Om half vijf kom ik aan bij het Tulufan Binguan, het Turpan Hotel. Ik boek 2 nachten voor 200 Yuan (20 euro) elk. De receptionist vraagt ook nog eens 500 Yuan borg. Dit weiger ik te betalen. Op zich is het gewoonte om borg te vragen (was ook in Kashgar het geval), maar 500 Yuan vind ik belachelijk. Ik zeg toe 100 Yuan borg te betalen en zo niet dan ga ik naar een ander hotel. It's up to you. Na lang vijven en zessen gaan ze akkoord.

Voor tours en gidsen hoef je hier niet te zoeken; ze komen naar jou toe. Op het station van Daheyan kwamen er al verschillende touts op me af en ook in Turpan is dat het geval. Ik ben nog aan het inchecken en er staat weer zo'n gabber naast me. Hij weet me te vertellen dat een Belgisch stel graag een auto wil delen om morgen de sights in de omgeving te bezoeken. Op zich lijkt me dat een prima idee. De prijs is 560 Yuan. Samen met de Belgen weten we de prijs omlaag te krijgen naar 460. We spreken echter af dat we afzonderlijk nog verder gaan kijken, om de prijs te kunnen vergelijken. Eerst maar eens een douche nemen en dan naar John's café om wat te eten. Ik bestel daar een chicken Sichuan voor weinig. De vlammen slaan alleen uit mijn mond, zo heet! Een paar Xinjiang-biertjes doven de boel weer een beetje. Moe van het reizen neem ik een Chinese massage in het hotel voor 90 Yuan. Een half uur lang word ik stevig onder handen genomen en wordt de boel flink losgeschud. Ik voel me daarna heerlijk relaxed.

zondag, juni 04, 2006

Kashgar-Turpan

Vroeg opgestaan voor de Zondagsmarkt, de beestenmarkt, dat even buiten de stad ligt. Ik ben er al om 7.00 uur lokale tijd (9.00 u. Beijing-tijd) en kennelijk is dat nog te vroeg, want het veld (zo'n 2 voetbalvelden groot) is voor een kwart gevuld. De meesten zijn nog aan het opbouwen en regelmatig komt er een nieuw veetransport aan. Vrachtwagens, tuktuks en paard en wagen volgeladen met koeien, schapen, geiten en ezels. Aangezien er geen loopplank is, dienen alle beesten uit de wagens te springen, wat ze geen pretje vinden. Bij één koe gaat het mis. Ze blijft haken met het rechterpoot en komt met een smak op de grond terecht. Het arme beest verrekt van de pijn en staat te trillen op haar poten. Gebroken, schat ik.

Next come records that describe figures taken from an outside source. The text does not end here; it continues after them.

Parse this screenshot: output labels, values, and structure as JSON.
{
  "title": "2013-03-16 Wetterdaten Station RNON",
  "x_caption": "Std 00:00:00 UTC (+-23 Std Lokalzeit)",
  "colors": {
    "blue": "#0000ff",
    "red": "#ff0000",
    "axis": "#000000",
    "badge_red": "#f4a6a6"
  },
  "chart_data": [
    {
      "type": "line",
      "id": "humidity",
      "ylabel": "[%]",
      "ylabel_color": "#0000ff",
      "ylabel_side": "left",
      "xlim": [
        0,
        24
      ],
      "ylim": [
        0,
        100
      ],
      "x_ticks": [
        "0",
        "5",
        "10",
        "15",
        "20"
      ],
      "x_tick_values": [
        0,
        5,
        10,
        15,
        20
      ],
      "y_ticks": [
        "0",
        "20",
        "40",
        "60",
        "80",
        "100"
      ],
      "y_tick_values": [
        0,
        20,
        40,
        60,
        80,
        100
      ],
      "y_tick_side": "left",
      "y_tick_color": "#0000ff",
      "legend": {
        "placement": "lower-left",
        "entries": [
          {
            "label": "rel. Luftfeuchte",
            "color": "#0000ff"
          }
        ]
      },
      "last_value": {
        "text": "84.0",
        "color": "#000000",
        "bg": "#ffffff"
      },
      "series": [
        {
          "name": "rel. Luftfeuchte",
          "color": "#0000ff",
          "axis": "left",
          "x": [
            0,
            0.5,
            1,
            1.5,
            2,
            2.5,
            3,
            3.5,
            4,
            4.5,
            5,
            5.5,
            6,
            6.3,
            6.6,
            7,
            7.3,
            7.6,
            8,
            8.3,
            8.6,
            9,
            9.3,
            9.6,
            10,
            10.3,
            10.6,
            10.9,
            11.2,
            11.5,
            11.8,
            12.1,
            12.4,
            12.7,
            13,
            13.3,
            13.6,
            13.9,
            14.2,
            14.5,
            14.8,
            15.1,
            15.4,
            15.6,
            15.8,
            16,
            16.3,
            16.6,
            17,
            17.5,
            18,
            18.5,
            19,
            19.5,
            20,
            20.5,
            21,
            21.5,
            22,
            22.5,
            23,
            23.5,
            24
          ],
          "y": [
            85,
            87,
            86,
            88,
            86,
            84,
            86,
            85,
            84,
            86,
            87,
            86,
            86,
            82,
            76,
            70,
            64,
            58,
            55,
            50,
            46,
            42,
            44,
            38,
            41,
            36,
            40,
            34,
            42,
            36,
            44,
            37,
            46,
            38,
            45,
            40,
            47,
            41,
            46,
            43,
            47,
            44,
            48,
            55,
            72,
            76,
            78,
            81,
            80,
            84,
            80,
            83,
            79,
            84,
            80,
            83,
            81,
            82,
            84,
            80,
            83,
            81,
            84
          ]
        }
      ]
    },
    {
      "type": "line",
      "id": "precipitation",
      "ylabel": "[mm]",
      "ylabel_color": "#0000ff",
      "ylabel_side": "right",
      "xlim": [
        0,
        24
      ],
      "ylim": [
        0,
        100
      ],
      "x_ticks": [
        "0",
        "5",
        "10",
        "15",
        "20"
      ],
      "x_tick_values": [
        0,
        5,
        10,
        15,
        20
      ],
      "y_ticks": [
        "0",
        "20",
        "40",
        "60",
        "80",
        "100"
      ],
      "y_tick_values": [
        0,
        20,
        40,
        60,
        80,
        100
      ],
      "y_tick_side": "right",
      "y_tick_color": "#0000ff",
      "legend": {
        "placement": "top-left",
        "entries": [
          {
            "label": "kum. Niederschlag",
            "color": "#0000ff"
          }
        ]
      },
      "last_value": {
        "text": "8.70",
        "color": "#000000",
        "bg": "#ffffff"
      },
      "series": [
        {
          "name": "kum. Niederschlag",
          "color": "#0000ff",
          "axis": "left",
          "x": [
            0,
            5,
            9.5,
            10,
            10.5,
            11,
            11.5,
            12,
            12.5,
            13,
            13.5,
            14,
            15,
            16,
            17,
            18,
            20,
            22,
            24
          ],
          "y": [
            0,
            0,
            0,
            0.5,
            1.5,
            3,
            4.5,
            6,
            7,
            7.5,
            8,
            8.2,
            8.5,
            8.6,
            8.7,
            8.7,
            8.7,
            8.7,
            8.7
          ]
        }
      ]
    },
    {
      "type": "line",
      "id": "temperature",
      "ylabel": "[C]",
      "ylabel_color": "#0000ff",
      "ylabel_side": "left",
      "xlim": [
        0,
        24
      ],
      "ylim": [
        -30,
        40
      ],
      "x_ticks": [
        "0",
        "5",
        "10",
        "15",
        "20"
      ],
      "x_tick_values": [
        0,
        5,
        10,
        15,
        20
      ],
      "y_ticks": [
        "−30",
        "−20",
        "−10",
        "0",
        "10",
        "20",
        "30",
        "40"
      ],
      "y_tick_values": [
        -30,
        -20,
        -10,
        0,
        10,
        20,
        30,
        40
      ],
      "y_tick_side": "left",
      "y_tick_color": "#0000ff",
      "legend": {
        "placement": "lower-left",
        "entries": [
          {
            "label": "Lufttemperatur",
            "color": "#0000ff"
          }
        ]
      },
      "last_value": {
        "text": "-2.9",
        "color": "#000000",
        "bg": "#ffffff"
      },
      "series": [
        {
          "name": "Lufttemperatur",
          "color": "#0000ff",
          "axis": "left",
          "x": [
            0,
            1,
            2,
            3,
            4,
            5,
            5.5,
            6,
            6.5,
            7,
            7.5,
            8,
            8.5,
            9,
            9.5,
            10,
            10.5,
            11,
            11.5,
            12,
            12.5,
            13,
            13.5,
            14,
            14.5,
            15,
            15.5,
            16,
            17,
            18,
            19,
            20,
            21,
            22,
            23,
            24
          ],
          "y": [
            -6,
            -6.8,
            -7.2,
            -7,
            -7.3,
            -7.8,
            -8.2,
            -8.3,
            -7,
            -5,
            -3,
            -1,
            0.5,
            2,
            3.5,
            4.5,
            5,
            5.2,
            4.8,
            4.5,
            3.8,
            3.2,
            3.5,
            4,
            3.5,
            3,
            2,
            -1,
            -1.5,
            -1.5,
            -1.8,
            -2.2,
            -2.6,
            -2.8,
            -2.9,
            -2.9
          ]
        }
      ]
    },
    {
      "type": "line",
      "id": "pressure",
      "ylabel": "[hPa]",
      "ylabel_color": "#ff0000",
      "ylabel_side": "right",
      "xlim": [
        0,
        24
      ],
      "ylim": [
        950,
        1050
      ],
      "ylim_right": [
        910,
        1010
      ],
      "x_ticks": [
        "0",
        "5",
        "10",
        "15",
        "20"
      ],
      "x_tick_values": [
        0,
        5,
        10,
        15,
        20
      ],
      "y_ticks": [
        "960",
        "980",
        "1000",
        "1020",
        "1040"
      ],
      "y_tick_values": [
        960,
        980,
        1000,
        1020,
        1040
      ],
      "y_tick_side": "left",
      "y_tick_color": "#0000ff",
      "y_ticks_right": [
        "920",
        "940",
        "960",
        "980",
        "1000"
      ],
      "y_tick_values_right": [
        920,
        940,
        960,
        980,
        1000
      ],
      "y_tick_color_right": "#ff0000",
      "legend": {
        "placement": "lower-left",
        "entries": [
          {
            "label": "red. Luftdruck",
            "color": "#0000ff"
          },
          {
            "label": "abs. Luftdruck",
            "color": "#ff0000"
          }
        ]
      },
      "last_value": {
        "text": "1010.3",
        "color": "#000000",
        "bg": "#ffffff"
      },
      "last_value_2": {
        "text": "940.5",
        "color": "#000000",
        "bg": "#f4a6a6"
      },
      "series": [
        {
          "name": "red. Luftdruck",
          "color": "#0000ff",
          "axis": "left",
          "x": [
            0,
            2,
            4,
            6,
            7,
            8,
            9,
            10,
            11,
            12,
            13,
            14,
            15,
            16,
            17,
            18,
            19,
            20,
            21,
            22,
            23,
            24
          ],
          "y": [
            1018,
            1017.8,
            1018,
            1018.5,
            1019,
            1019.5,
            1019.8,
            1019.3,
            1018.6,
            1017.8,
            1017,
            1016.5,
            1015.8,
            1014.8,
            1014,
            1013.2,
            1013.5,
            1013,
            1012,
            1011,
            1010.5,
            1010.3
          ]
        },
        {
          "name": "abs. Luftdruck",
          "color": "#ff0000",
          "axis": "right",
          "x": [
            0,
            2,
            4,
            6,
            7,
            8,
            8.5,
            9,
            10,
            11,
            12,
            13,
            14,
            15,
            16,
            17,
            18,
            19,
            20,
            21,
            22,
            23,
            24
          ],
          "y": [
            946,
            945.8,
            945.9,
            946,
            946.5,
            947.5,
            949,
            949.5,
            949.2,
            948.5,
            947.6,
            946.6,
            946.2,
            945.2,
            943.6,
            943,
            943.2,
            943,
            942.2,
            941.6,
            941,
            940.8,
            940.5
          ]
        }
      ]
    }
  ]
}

De handelaren checken gebitten, voelen aan uiers en kijken in anussen soms gevolgd door handjeklap. Het mooiste van de markt zijn niet de beesten, maar de mensen. Prachtige gezichten zie je voorbijtrekken van allerlei leeftijden. Ik slenter wat rond en na een klein uurtje ga ik terug naar het hotel om uit te checken en de nachttrein naar Turpan te nemen die om 14.07 uur vertrekt. Een rit van 22 uur.

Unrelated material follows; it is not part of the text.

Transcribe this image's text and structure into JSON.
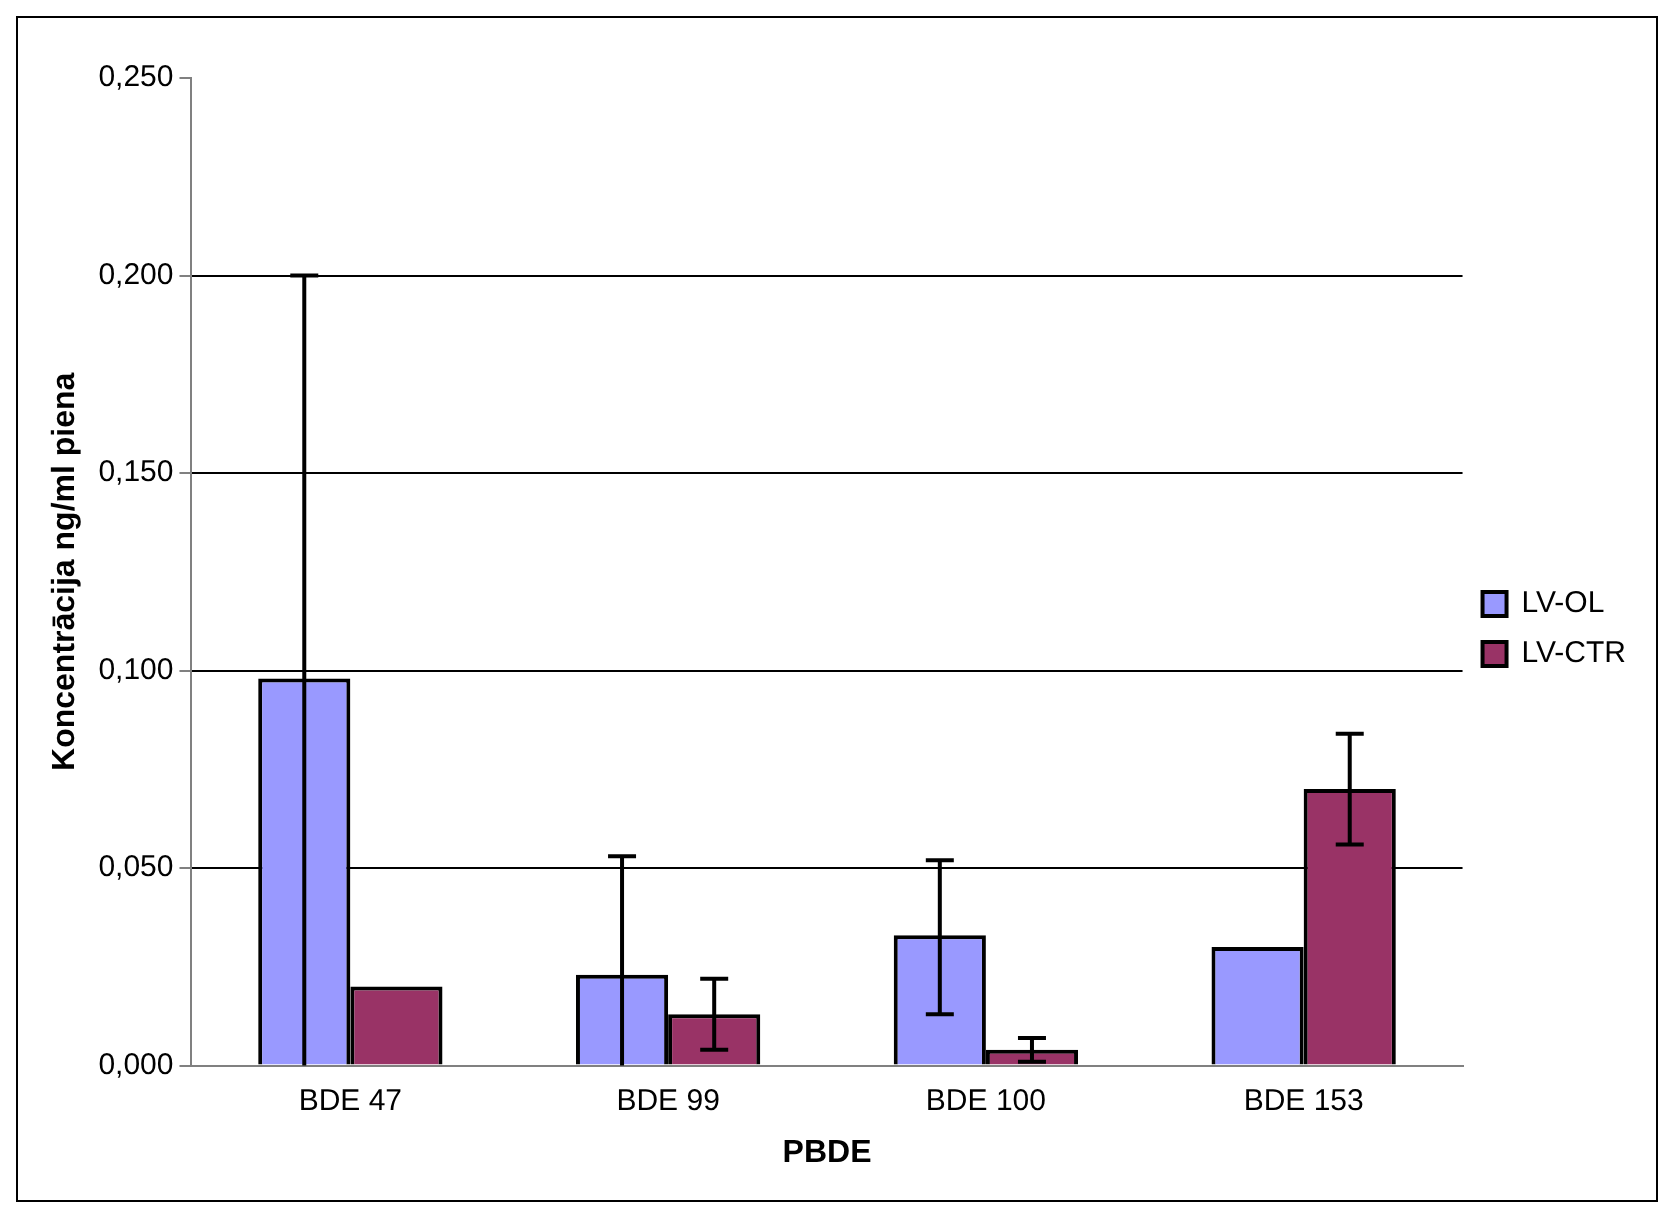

We vertrekken precies op tijd. En ik heb de coupé voor mezelf, wat de hele rit zo zal blijven. Comfortabel! Het eerste uur gaat voorspoedig. Vooral woestijn wat voorbij trekt en overal langs de route zijn netten geplaatst en is er helmgras aangeplant om zandstormen tegen te gaan [video24]. Vervolgens rijden we 4 uur lang slechts 15 km per uur. Ik ga maar eens buurten in het restauratiewerktuig en raak aan de praat met een Chinees die redelijk Engels spreekt. Hij heeft tijdens een vakantie onder andere Nederland aangedaan. Hij weet me te vertellen dat de trein 3 uur vertraging heeft, vanwege enorme plensbuien eerder op de dag. Omdat men de fundering van het spoor niet helemaal vertrouwt, wordt er niet harder dan 15 km per uur gereden.

Het eten in het restaurant is prima. Roergebakken, pittige spinazie en kip met veel uien. In het restaurant zitten alleen Chinezen, geen westerling te bekennen. Ik denk dat ik de enige ben in de hele trein. Je wordt als een buitenaards wezen aangekeken, maar daar dien je als Langneus maar aan te wennen. Zelfs in Peking gebeurt dat.

Het is behoorlijk warm in de coupé, ondanks de airco, dus slapen lukt slecht. Veel meer dan 4 uur slaap pak ik helaas niet. De trein is overigens zeer schoon en comfortabel. Regelmatig wordt er warm water in een ketel binnengebracht om zelf koffie en thee te zetten of noodles klaar te maken. En elk uur wordt de gang en de WC schoongemaakt door de hostessen die ieder een rijtuig hebben toegewezen.